31

8.9K 616 38
                                    

Aku Milikmu, Om!
#AMO
Bagian 31

Aku menggeliat saat kurasakan elusan di punggung tanganku. Dengan menahan rasa sakit yang tiba-tiba mendera kepalaku, aku membuka mata. Perlahan kejadian terakhir yang menimpaku berputar di otakku.

"Aw!" ringisku sambil memegang kepalaku yang terasa sakit.

"Kenapa, Sayang? Sakit?" 

Aku segera memalingkan wajah saat kulihat wajah khawatir itu. Ia berdiri, mencoba meraih tanganku tapi segera kutepis.

"Maafkan aku," ujar Mas Raka. Ya, orang itu Mas Raka.

Aku ingat betul bagaimana ia hanya mempercayai foto-foto itu, sedangkan penjelasanku sama sekali tak dihiraukan. Memang kemarin aku tak marah, justru aku takut ketika ia yang marah. Tapi entahlah, tiba-tiba rasa kecewa di hatiku benar-benar mendominasi.

"Aku panggilin dokter, ya?" tawarnya saat aku masih saja meringis kesakitan.

Tiba-tiba mama datang dan menghampiriku. Wajahnya terlihat begitu khawatir.

"Sayang, kamu gimana keadaannya? Kamu mau apa? Apa ini masih sakit?" tanya mama bertubi-tubi sambil memegang tanganku yang memegangi kepala.

Aku hanya mengangguk samar. Kepalaku memang benar-benar sakit. Aku teringat, bagaimana Tante Ina melempar gelas itu, ah.

"Ma," panggilku pelan.

Mama pun menoleh dan mengelus pipiku dengan sayang. "Iya, Sayang? Mau apa?"

"Aku pengen berdua aja sama mama," kataku lagi. Sangan pelan. Tapi aku yakin Mas Raka mendengarnya. Terbukti ia menoleh dengan mengerutkan dahinya.

Kulihat Mama dan Mas Raka saling pandang. Sebelum akhirnya Mama mengangguk dan tersenyum ke arahku.

"Raka, kamu keluar dulu, ya? Biar Aruna sama Mama di sini."
Ah, sungguh aku beruntung memiliki mertua seperti Mama. Entah bagaimana lagi aku harus bersyukur.

"Tapi, Ma ...."

"Sudahlah. Menurut saja. Istrimu baru saja siuman. Apa kamu tidak kasihan?"

Tak terbantahkan. Ucapan Mama berhasil membuat Mas Raka melangkah keluar dari kamarku. Sekilas kulihat raut wajahnya yang .... Ah, sudahlah.

"Ma, boleh Runa tanya sesuatu? Sebenarnya ada apa?" Pertanyaan itu benar-benar terngiang di kepalaku. Jadi, aku tak mau membuang waktu untuk tidak segera bertanya.
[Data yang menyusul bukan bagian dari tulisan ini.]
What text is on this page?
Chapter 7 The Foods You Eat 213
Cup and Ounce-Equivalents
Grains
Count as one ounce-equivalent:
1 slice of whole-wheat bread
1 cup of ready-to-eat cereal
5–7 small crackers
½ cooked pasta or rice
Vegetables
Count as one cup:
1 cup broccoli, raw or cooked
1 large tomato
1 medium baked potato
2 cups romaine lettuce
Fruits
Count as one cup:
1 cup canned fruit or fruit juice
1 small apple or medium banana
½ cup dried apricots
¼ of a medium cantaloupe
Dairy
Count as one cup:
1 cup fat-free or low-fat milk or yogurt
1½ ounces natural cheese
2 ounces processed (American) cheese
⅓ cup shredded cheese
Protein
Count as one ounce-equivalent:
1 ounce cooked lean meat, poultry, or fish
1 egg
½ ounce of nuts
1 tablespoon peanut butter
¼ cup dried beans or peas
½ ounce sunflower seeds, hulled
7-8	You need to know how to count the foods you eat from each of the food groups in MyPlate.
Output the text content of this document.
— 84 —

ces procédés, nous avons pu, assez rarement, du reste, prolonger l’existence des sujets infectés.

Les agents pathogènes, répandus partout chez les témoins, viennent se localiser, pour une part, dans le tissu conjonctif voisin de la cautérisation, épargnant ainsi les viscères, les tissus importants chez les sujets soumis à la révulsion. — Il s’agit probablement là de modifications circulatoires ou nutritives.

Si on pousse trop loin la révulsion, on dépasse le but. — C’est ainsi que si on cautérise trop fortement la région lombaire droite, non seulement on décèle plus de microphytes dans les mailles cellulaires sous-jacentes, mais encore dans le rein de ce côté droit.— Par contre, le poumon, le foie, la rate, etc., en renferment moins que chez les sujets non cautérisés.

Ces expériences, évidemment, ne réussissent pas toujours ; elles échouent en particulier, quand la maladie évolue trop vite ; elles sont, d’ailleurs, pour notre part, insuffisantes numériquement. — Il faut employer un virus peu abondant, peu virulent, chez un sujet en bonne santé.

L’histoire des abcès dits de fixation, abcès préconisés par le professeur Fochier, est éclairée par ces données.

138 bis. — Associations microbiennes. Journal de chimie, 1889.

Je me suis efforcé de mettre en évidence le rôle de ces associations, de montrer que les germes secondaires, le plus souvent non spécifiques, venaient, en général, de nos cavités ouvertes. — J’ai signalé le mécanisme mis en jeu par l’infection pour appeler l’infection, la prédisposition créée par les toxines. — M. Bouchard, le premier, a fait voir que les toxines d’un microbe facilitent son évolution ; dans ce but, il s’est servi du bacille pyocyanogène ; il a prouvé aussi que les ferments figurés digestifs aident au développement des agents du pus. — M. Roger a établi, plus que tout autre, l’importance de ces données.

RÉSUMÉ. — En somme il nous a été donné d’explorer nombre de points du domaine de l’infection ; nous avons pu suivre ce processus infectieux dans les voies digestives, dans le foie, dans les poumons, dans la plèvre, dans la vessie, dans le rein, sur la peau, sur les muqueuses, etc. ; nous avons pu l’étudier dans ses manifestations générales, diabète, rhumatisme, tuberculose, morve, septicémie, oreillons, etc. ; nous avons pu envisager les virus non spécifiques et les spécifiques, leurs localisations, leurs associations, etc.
"Nanti aja, ya, Sayang. Kalau kamu sudah sembuh. Mama nggak mau kamu makin pusing." Mama mengelus puncak kepalaku yang tak tertutup perban.

Aku menghela napas panjang. Aku ingin mengelak. Tapi pasti akan percuma.

Tiba-tiba aku teringat putraku. Dimana dia? Mas Raka dan Mama sama sekali tak menggendongnya.

"Ma, Reza mana?" tanyaku akhirnya.

"Reza? Reza sama Tantenya. Tadi Dini nawarin buat ngerawat Reza sementara waktu saat Mama dan Raka jagain kamu. Lagian nggak baik anak bayi diajak ke rumah sakit," jelas Mama.

Lagi-lagi aku menghela napas panjang. Aku merindukan Reza.

"Aruna rindu Reza, Ma."

"Iya. Makanya kamu cepet sembuh, biar cepet pulang dan ketemu Reza. Dia pasti juga merindukan bundanya."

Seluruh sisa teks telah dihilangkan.